MANCHESTER CATHEDRAL,

a particularly black and grimy edifice, containing some genuine old wood carvings within the choir. We stayed a good while, in order to see some people married. One couple, with their groomsman and bride's-maid, were sitting within the choir; but when the clergyman was robed and ready, there entered five other couples, each attended by groomsman and bride's-maid. They all were of the lower orders; one or two respectably dressed, but most of them poverty-stricken,—the men in their ordinary loafer's or laborer's attire, the women with their poor, shabby shawls drawn closely about them; faded untimely, wrinkled with penury and care; nothing fresh, virgin-like, or hopeful about them; joining themselves to their mates with the idea of making their own misery less intolerable by adding another's to it. All the six couple stood up in a row before the altar, with the groomsmen and bride's-maids in a row behind them; and the clergyman proceeded to marry them in such a way that it almost seemed to make every man and woman the husband and wife of every other. However, there were some small portions of the service directed towards each separate couple; and they appeared to assort themselves in their own fashion afterwards, each one saluting his bride with a kiss. The clergyman, the sexton, and the clerk all seemed to find something funny in this affair; and the woman who admitted us into the church smiled too, when she told us that a wedding-party was waiting to be married. But I think it was the saddest thing we have seen since leaving home; though funny enough if one likes to look at it from a ludicrous point of view. This mob of poor marriages was caused by the fact that no marriage fee is paid during Easter.

This ended the memorable things of our tour; for my wife and J——- left
Manchester for Southport, and I for Liverpool, before noon.
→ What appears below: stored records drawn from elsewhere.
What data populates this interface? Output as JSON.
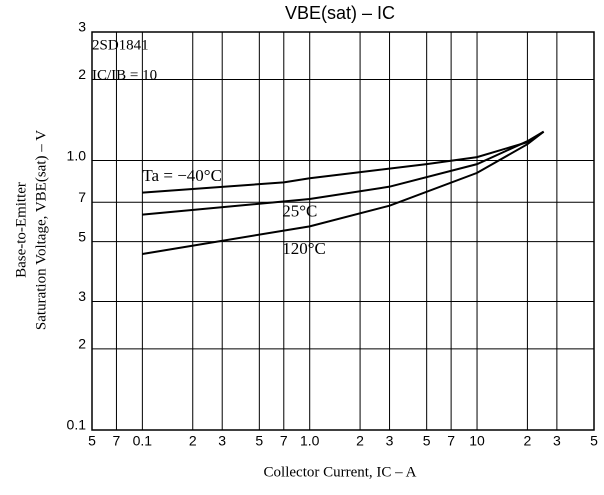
{
  "chart_data": {
    "type": "line",
    "title": "VBE(sat) – IC",
    "device": "2SD1841",
    "condition": "IC/IB = 10",
    "y_label": [
      "Base-to-Emitter",
      "Saturation Voltage, VBE(sat) – V"
    ],
    "x_label": "Collector Current, IC – A",
    "log_x": true,
    "log_y": true,
    "grid": true,
    "xlim": [
      0.05,
      50
    ],
    "ylim": [
      0.1,
      3
    ],
    "xticks": [
      {
        "value": 0.05,
        "label": "5"
      },
      {
        "value": 0.07,
        "label": "7"
      },
      0.1,
      {
        "value": 0.2,
        "label": "2"
      },
      {
        "value": 0.3,
        "label": "3"
      },
      {
        "value": 0.5,
        "label": "5"
      },
      {
        "value": 0.7,
        "label": "7"
      },
      {
        "value": 1,
        "label": "1.0"
      },
      2,
      3,
      5,
      7,
      10,
      {
        "value": 20,
        "label": "2"
      },
      {
        "value": 30,
        "label": "3"
      },
      {
        "value": 50,
        "label": "5"
      }
    ],
    "yticks": [
      0.1,
      {
        "value": 0.2,
        "label": "2"
      },
      {
        "value": 0.3,
        "label": "3"
      },
      {
        "value": 0.5,
        "label": "5"
      },
      {
        "value": 0.7,
        "label": "7"
      },
      {
        "value": 1,
        "label": "1.0"
      },
      2,
      3
    ],
    "series": [
      {
        "name": "Ta = −40°C",
        "color": "#000000",
        "x": [
          0.1,
          0.7,
          1,
          5,
          10,
          20,
          25
        ],
        "values": [
          0.76,
          0.83,
          0.86,
          0.97,
          1.03,
          1.17,
          1.28
        ]
      },
      {
        "name": "25°C",
        "color": "#000000",
        "x": [
          0.1,
          1,
          3,
          10,
          20,
          25
        ],
        "values": [
          0.63,
          0.72,
          0.8,
          0.97,
          1.18,
          1.28
        ]
      },
      {
        "name": "120°C",
        "color": "#000000",
        "x": [
          0.1,
          1,
          3,
          10,
          20,
          25
        ],
        "values": [
          0.45,
          0.57,
          0.68,
          0.9,
          1.15,
          1.28
        ]
      }
    ]
  }
}
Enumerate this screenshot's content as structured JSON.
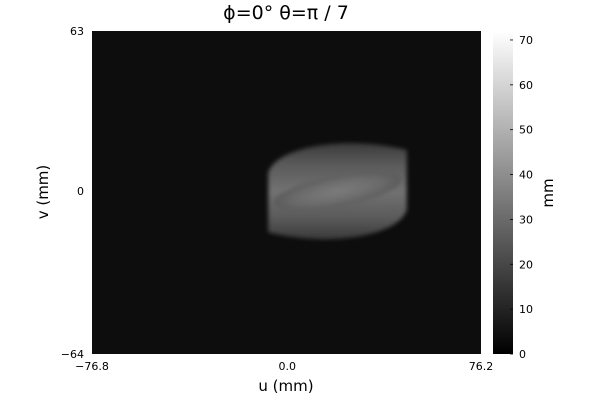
{
  "chart_data": {
    "type": "heatmap",
    "title": "ϕ=0° θ=π / 7",
    "xlabel": "u (mm)",
    "ylabel": "v (mm)",
    "xlim": [
      -76.8,
      76.2
    ],
    "ylim": [
      -64,
      63
    ],
    "x_ticks": [
      "−76.8",
      "0.0",
      "76.2"
    ],
    "y_ticks": [
      "−64",
      "0",
      "63"
    ],
    "colorbar": {
      "label": "mm",
      "range": [
        0,
        72
      ],
      "ticks": [
        "0",
        "10",
        "20",
        "30",
        "40",
        "50",
        "60",
        "70"
      ],
      "colormap": "grays",
      "low_color": "#0d0d0d",
      "high_color": "#ffffff"
    },
    "background_value": 0,
    "object": {
      "shape": "projected cylinder (ellipsoidal)",
      "u_range": [
        -7.5,
        47
      ],
      "v_range": [
        -18,
        18
      ],
      "center_ellipse_value": 32,
      "edge_value": 25
    },
    "grid": false
  },
  "colors": {
    "background": "#0d0d0d",
    "object_core": "#6f6f6f",
    "object_edge": "#545454"
  }
}
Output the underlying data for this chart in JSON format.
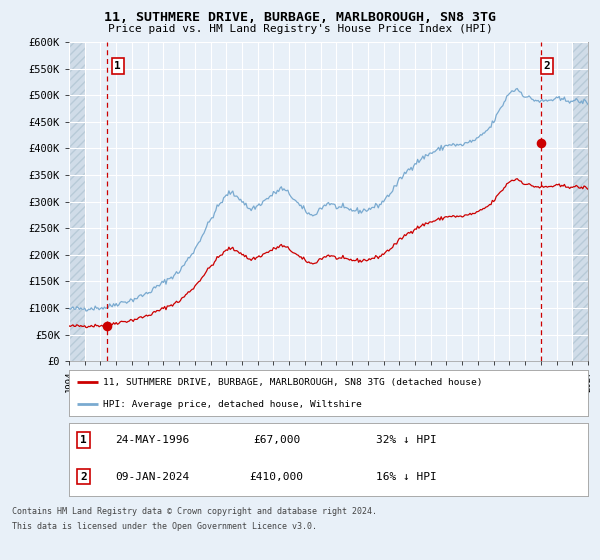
{
  "title": "11, SUTHMERE DRIVE, BURBAGE, MARLBOROUGH, SN8 3TG",
  "subtitle": "Price paid vs. HM Land Registry's House Price Index (HPI)",
  "bg_color": "#e8f0f8",
  "plot_bg_color": "#e8f0f8",
  "hatch_color": "#c8d8e8",
  "grid_color": "#ffffff",
  "red_line_color": "#cc0000",
  "blue_line_color": "#7aaad0",
  "sale1_date": "24-MAY-1996",
  "sale1_price": 67000,
  "sale1_year": 1996.388,
  "sale2_date": "09-JAN-2024",
  "sale2_price": 410000,
  "sale2_year": 2024.025,
  "legend_label_red": "11, SUTHMERE DRIVE, BURBAGE, MARLBOROUGH, SN8 3TG (detached house)",
  "legend_label_blue": "HPI: Average price, detached house, Wiltshire",
  "footer1": "Contains HM Land Registry data © Crown copyright and database right 2024.",
  "footer2": "This data is licensed under the Open Government Licence v3.0.",
  "xmin": 1994.0,
  "xmax": 2027.0,
  "ymin": 0,
  "ymax": 600000,
  "yticks": [
    0,
    50000,
    100000,
    150000,
    200000,
    250000,
    300000,
    350000,
    400000,
    450000,
    500000,
    550000,
    600000
  ],
  "ytick_labels": [
    "£0",
    "£50K",
    "£100K",
    "£150K",
    "£200K",
    "£250K",
    "£300K",
    "£350K",
    "£400K",
    "£450K",
    "£500K",
    "£550K",
    "£600K"
  ],
  "hatch_left_end": 1995.0,
  "hatch_right_start": 2026.0
}
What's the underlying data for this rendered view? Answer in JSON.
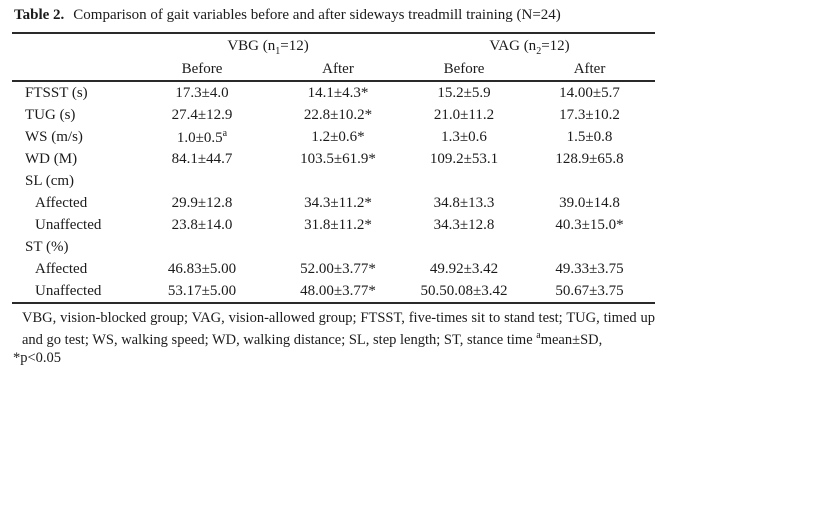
{
  "page": {
    "background": "#ffffff",
    "text_color": "#1b1b1b",
    "rule_color": "#2a2a2a"
  },
  "table": {
    "title": {
      "label": "Table 2.",
      "text": "Comparison of gait variables before and after sideways treadmill training (N=24)"
    },
    "col_groups": [
      {
        "parts": [
          "VBG (n",
          {
            "t": "sub",
            "v": "1"
          },
          "=12)"
        ]
      },
      {
        "parts": [
          "VAG (n",
          {
            "t": "sub",
            "v": "2"
          },
          "=12)"
        ]
      }
    ],
    "sub_headers": [
      "Before",
      "After",
      "Before",
      "After"
    ],
    "rows": [
      {
        "label": "FTSST (s)",
        "values": [
          "17.3±4.0",
          "14.1±4.3*",
          "15.2±5.9",
          "14.00±5.7"
        ]
      },
      {
        "label": "TUG (s)",
        "values": [
          "27.4±12.9",
          "22.8±10.2*",
          "21.0±11.2",
          "17.3±10.2"
        ]
      },
      {
        "label": "WS (m/s)",
        "values": [
          [
            "1.0±0.5",
            {
              "t": "sup",
              "v": "a"
            }
          ],
          "1.2±0.6*",
          "1.3±0.6",
          "1.5±0.8"
        ]
      },
      {
        "label": "WD (M)",
        "values": [
          "84.1±44.7",
          "103.5±61.9*",
          "109.2±53.1",
          "128.9±65.8"
        ]
      },
      {
        "label": "SL (cm)",
        "values": [
          "",
          "",
          "",
          ""
        ]
      },
      {
        "label": "Affected",
        "values": [
          "29.9±12.8",
          "34.3±11.2*",
          "34.8±13.3",
          "39.0±14.8"
        ]
      },
      {
        "label": "Unaffected",
        "values": [
          "23.8±14.0",
          "31.8±11.2*",
          "34.3±12.8",
          "40.3±15.0*"
        ]
      },
      {
        "label": "ST (%)",
        "values": [
          "",
          "",
          "",
          ""
        ]
      },
      {
        "label": "Affected",
        "values": [
          "46.83±5.00",
          "52.00±3.77*",
          "49.92±3.42",
          "49.33±3.75"
        ]
      },
      {
        "label": "Unaffected",
        "values": [
          "53.17±5.00",
          "48.00±3.77*",
          "50.50.08±3.42",
          "50.67±3.75"
        ]
      }
    ],
    "footnote": {
      "paragraph_parts": [
        "VBG, vision-blocked group; VAG, vision-allowed group; FTSST, five-times sit to stand test; TUG, timed up and go test; WS, walking speed; WD, walking distance; SL, step length; ST, stance time ",
        {
          "t": "sup",
          "v": "a"
        },
        "mean±SD,"
      ],
      "pvalue": "*p<0.05"
    }
  }
}
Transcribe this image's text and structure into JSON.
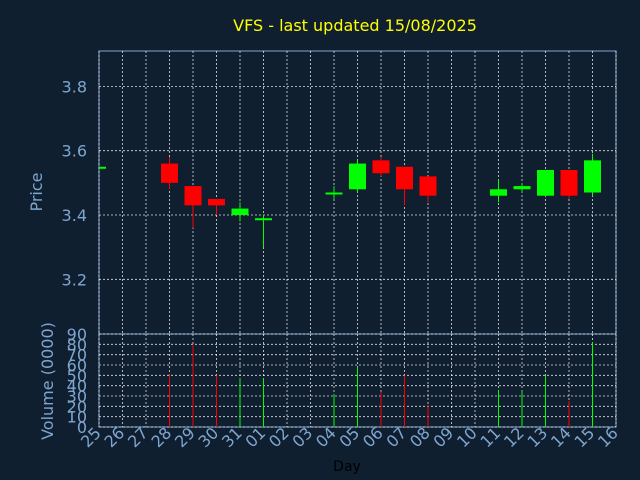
{
  "chart_data": [
    {
      "type": "candlestick",
      "title": "VFS - last updated 15/08/2025",
      "ylabel": "Price",
      "ylim": [
        3.03,
        3.91
      ],
      "yticks": [
        3.2,
        3.4,
        3.6,
        3.8
      ],
      "ytick_labels": [
        "3.2",
        "3.4",
        "3.6",
        "3.8"
      ],
      "grid": true,
      "candles": [
        {
          "day": "25",
          "open": 3.55,
          "close": 3.55,
          "high": 3.55,
          "low": 3.55
        },
        {
          "day": "28",
          "open": 3.56,
          "close": 3.5,
          "high": 3.58,
          "low": 3.48
        },
        {
          "day": "29",
          "open": 3.49,
          "close": 3.43,
          "high": 3.49,
          "low": 3.36
        },
        {
          "day": "30",
          "open": 3.45,
          "close": 3.43,
          "high": 3.45,
          "low": 3.4
        },
        {
          "day": "31",
          "open": 3.4,
          "close": 3.42,
          "high": 3.44,
          "low": 3.38
        },
        {
          "day": "01",
          "open": 3.39,
          "close": 3.39,
          "high": 3.4,
          "low": 3.3
        },
        {
          "day": "04",
          "open": 3.47,
          "close": 3.47,
          "high": 3.49,
          "low": 3.45
        },
        {
          "day": "05",
          "open": 3.48,
          "close": 3.56,
          "high": 3.57,
          "low": 3.47
        },
        {
          "day": "06",
          "open": 3.57,
          "close": 3.53,
          "high": 3.58,
          "low": 3.52
        },
        {
          "day": "07",
          "open": 3.55,
          "close": 3.48,
          "high": 3.55,
          "low": 3.43
        },
        {
          "day": "08",
          "open": 3.52,
          "close": 3.46,
          "high": 3.52,
          "low": 3.44
        },
        {
          "day": "11",
          "open": 3.46,
          "close": 3.48,
          "high": 3.51,
          "low": 3.44
        },
        {
          "day": "12",
          "open": 3.48,
          "close": 3.49,
          "high": 3.5,
          "low": 3.47
        },
        {
          "day": "13",
          "open": 3.46,
          "close": 3.54,
          "high": 3.54,
          "low": 3.46
        },
        {
          "day": "14",
          "open": 3.54,
          "close": 3.46,
          "high": 3.54,
          "low": 3.45
        },
        {
          "day": "15",
          "open": 3.47,
          "close": 3.57,
          "high": 3.59,
          "low": 3.46
        }
      ],
      "colors": {
        "up": "#00ff00",
        "down": "#ff0000",
        "flat": "#00ff00"
      }
    },
    {
      "type": "bar",
      "ylabel": "Volume (0000)",
      "xlabel": "Day",
      "ylim": [
        0,
        90
      ],
      "yticks": [
        0,
        10,
        20,
        30,
        40,
        50,
        60,
        70,
        80,
        90
      ],
      "ytick_labels": [
        "0",
        "10",
        "20",
        "30",
        "40",
        "50",
        "60",
        "70",
        "80",
        "90"
      ],
      "categories": [
        "25",
        "26",
        "27",
        "28",
        "29",
        "30",
        "31",
        "01",
        "02",
        "03",
        "04",
        "05",
        "06",
        "07",
        "08",
        "09",
        "10",
        "11",
        "12",
        "13",
        "14",
        "15",
        "16"
      ],
      "values": [
        0,
        0,
        0,
        51,
        80,
        50,
        47,
        47,
        0,
        0,
        32,
        58,
        34,
        50,
        21,
        0,
        0,
        36,
        35,
        50,
        25,
        82,
        0
      ],
      "bar_colors": [
        "",
        "",
        "",
        "#ff0000",
        "#ff0000",
        "#ff0000",
        "#00ff00",
        "#00ff00",
        "",
        "",
        "#00ff00",
        "#00ff00",
        "#ff0000",
        "#ff0000",
        "#ff0000",
        "",
        "",
        "#00ff00",
        "#00ff00",
        "#00ff00",
        "#ff0000",
        "#00ff00",
        ""
      ]
    }
  ]
}
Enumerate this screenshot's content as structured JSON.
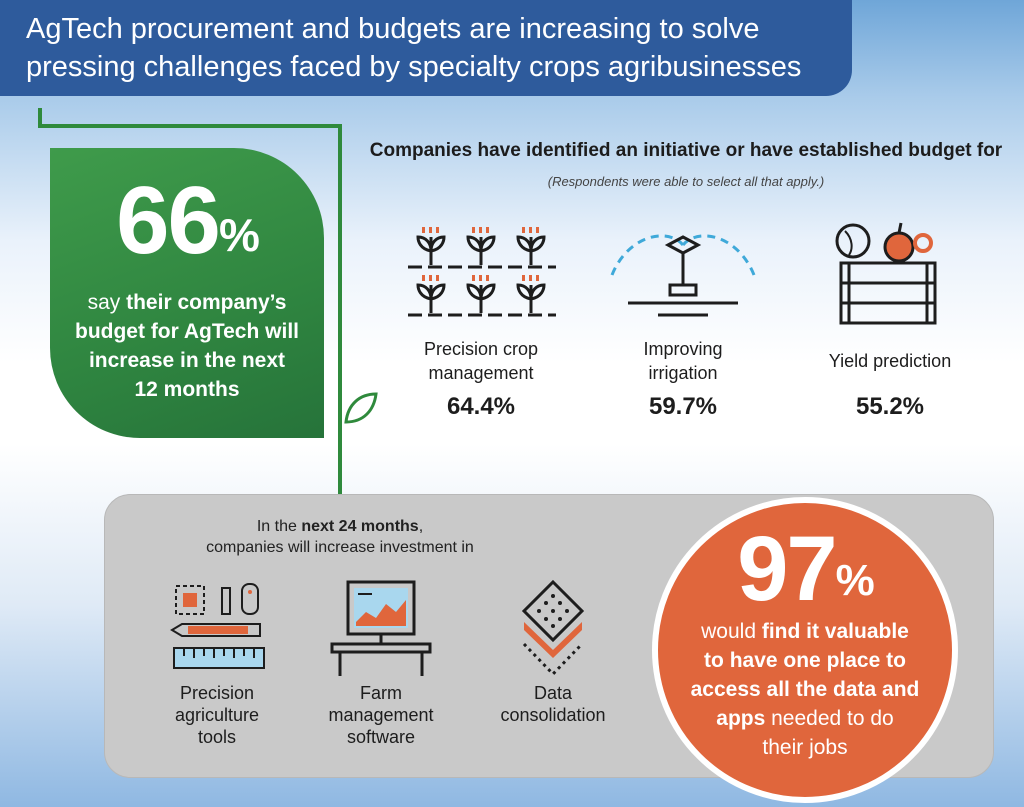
{
  "banner": {
    "title_line1": "AgTech procurement and budgets are increasing to solve",
    "title_line2": "pressing challenges faced by specialty crops agribusinesses"
  },
  "budget_stat": {
    "value": "66",
    "unit": "%",
    "text_line1_pre": "say ",
    "text_line1_bold": "their company’s",
    "text_line2": "budget for AgTech will",
    "text_line3": "increase in the next",
    "text_line4": "12 months"
  },
  "initiatives": {
    "title": "Companies have identified an initiative or have established budget for",
    "subtitle": "(Respondents were able to select all that apply.)",
    "items": [
      {
        "label_line1": "Precision crop",
        "label_line2": "management",
        "value": "64.4%",
        "icon": "seedlings-icon"
      },
      {
        "label_line1": "Improving",
        "label_line2": "irrigation",
        "value": "59.7%",
        "icon": "sprinkler-icon"
      },
      {
        "label_line1": "Yield prediction",
        "label_line2": "",
        "value": "55.2%",
        "icon": "produce-crate-icon"
      }
    ]
  },
  "investment": {
    "heading_pre": "In the ",
    "heading_bold": "next 24 months",
    "heading_post": ",",
    "heading_line2": "companies will increase investment in",
    "items": [
      {
        "label_line1": "Precision",
        "label_line2": "agriculture",
        "label_line3": "tools",
        "icon": "tools-icon"
      },
      {
        "label_line1": "Farm",
        "label_line2": "management",
        "label_line3": "software",
        "icon": "computer-desk-icon"
      },
      {
        "label_line1": "Data",
        "label_line2": "consolidation",
        "label_line3": "",
        "icon": "data-layers-icon"
      }
    ]
  },
  "value_stat": {
    "value": "97",
    "unit": "%",
    "line1_pre": "would ",
    "line1_bold": "find it valuable",
    "line2": "to have one place to",
    "line3": "access all the data and",
    "line4_bold": "apps",
    "line4_post": " needed to do",
    "line5": "their jobs"
  },
  "colors": {
    "banner": "#2e5b9c",
    "green": "#2f8a3c",
    "orange": "#e0663c",
    "gray_panel": "#c9c9c9"
  }
}
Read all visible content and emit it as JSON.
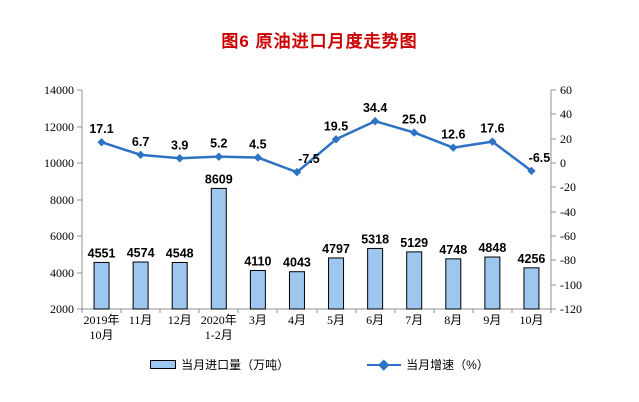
{
  "page": {
    "title": "图6  原油进口月度走势图"
  },
  "chart_data": {
    "type": "bar",
    "combo": "bar+line",
    "title": "图6 原油进口月度走势图",
    "categories": [
      "2019年\n10月",
      "11月",
      "12月",
      "2020年\n1-2月",
      "3月",
      "4月",
      "5月",
      "6月",
      "7月",
      "8月",
      "9月",
      "10月"
    ],
    "series": [
      {
        "name": "当月进口量（万吨）",
        "type": "bar",
        "axis": "left",
        "values": [
          4551,
          4574,
          4548,
          8609,
          4110,
          4043,
          4797,
          5318,
          5129,
          4748,
          4848,
          4256
        ]
      },
      {
        "name": "当月增速（%）",
        "type": "line",
        "axis": "right",
        "values": [
          17.1,
          6.7,
          3.9,
          5.2,
          4.5,
          -7.5,
          19.5,
          34.4,
          25.0,
          12.6,
          17.6,
          -6.5
        ],
        "labels": [
          "17.1",
          "6.7",
          "3.9",
          "5.2",
          "4.5",
          "-7.5",
          "19.5",
          "34.4",
          "25.0",
          "12.6",
          "17.6",
          "-6.5"
        ]
      }
    ],
    "left_axis": {
      "min": 2000,
      "max": 14000,
      "step": 2000,
      "ticks": [
        2000,
        4000,
        6000,
        8000,
        10000,
        12000,
        14000
      ]
    },
    "right_axis": {
      "min": -120,
      "max": 60,
      "step": 20,
      "ticks": [
        60,
        40,
        20,
        0,
        -20,
        -40,
        -60,
        -80,
        -100,
        -120
      ]
    },
    "grid": false,
    "legend_position": "bottom",
    "colors": {
      "bar_fill": "#9EC7EF",
      "bar_stroke": "#000000",
      "line": "#2D72C4",
      "title": "#cc0000",
      "axis": "#909090",
      "text": "#000000"
    }
  },
  "legend": {
    "items": [
      {
        "label": "当月进口量（万吨）",
        "marker": "bar-swatch"
      },
      {
        "label": "当月增速（%）",
        "marker": "line-diamond"
      }
    ]
  }
}
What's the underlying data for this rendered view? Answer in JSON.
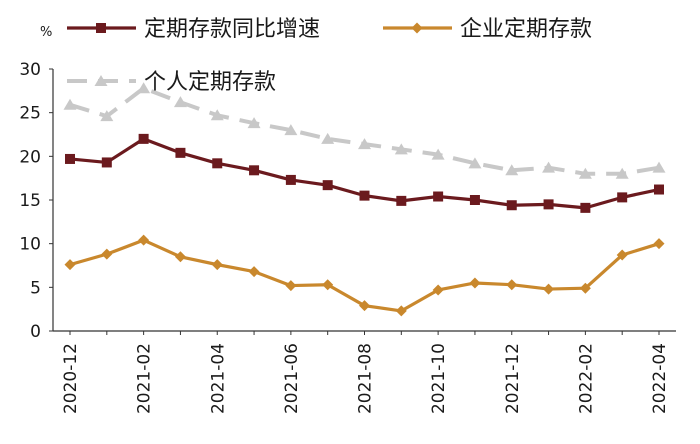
{
  "chart_data": {
    "type": "line",
    "unit": "%",
    "categories": [
      "2020-12",
      "2021-01",
      "2021-02",
      "2021-03",
      "2021-04",
      "2021-05",
      "2021-06",
      "2021-07",
      "2021-08",
      "2021-09",
      "2021-10",
      "2021-11",
      "2021-12",
      "2022-01",
      "2022-02",
      "2022-03",
      "2022-04"
    ],
    "x_tick_labels": [
      "2020-12",
      "2021-02",
      "2021-04",
      "2021-06",
      "2021-08",
      "2021-10",
      "2021-12",
      "2022-02",
      "2022-04"
    ],
    "ylim": [
      0,
      30
    ],
    "y_ticks": [
      0,
      5,
      10,
      15,
      20,
      25,
      30
    ],
    "grid": false,
    "legend_position": "top",
    "series": [
      {
        "name": "定期存款同比增速",
        "color": "#6b1a1e",
        "marker": "square",
        "dash": "solid",
        "values": [
          19.7,
          19.3,
          22.0,
          20.4,
          19.2,
          18.4,
          17.3,
          16.7,
          15.5,
          14.9,
          15.4,
          15.0,
          14.4,
          14.5,
          14.1,
          15.3,
          16.2
        ]
      },
      {
        "name": "企业定期存款",
        "color": "#c9882d",
        "marker": "diamond",
        "dash": "solid",
        "values": [
          7.6,
          8.8,
          10.4,
          8.5,
          7.6,
          6.8,
          5.2,
          5.3,
          2.9,
          2.3,
          4.7,
          5.5,
          5.3,
          4.8,
          4.9,
          8.7,
          10.0
        ]
      },
      {
        "name": "个人定期存款",
        "color": "#c8c8c8",
        "marker": "triangle",
        "dash": "dashed",
        "values": [
          25.9,
          24.6,
          27.8,
          26.2,
          24.7,
          23.8,
          23.0,
          22.0,
          21.4,
          20.8,
          20.2,
          19.2,
          18.4,
          18.7,
          18.0,
          18.0,
          18.7
        ]
      }
    ]
  }
}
April 19th.—On the 15th, having been invited to attend at the laying of the corner-stone of

MR. BROWNE'S FREE LIBRARY,

I went to the Town Hall, according to the programme, at eleven o'clock. There was already a large number of people (invited guests, members of the Historical Society, and other local associations) assembled in the great hall-room, and one of these was delivering an address to Mr. Browne as I entered. Approaching the outer edge of the circle, I was met and cordially greeted by Monckton Milnes, whom I like, and who always reminds me of Longfellow, though his physical man is more massive. While we were talking together, a young man approached him with a pretty little expression of surprise and pleasure at seeing him there. He had a slightly affected or made-up manner, and was rather a comely person. Mr. Milnes introduced him to me as Lord ———. Hereupon, of course, I observed him more closely; and I must say that I was not long in discovering a gentle dignity and half-imperceptible reserve in his manner; but still my first impression was quite as real as my second one. He occupies, I suppose, the foremost position among the young men of England, and has the fairest prospects of a high course before him; nevertheless, he did not impress me as possessing the native qualities that could entitle him to a high public career. He has adopted public life as his hereditary profession, and makes the very utmost of all his abilities, cultivating himself to a determined end, knowing that he shall have every advantage towards attaining his object. His natural disadvantages must have been, in some respects, unusually great; his voice, for instance, is not strong, and appeared to me to have a more positive defect than mere weakness. Doubtless he has struggled manfully against this defect; and it made me feel a certain sympathy, and, indeed, a friendliness, for which he would not at all have thanked me, had he known it. I felt, in his person, what a burden it is upon human shoulders, the necessity of keeping up the fame and historical importance of an illustrious house; at least, when the heir to its honors has sufficient intellect and sensibility to feel the claim that his country and his ancestors and his posterity all have upon him. Lord ——— is fully capable of feeling these claims; but I would not care, methinks, to take his position, unless I could have considerably more than his strength.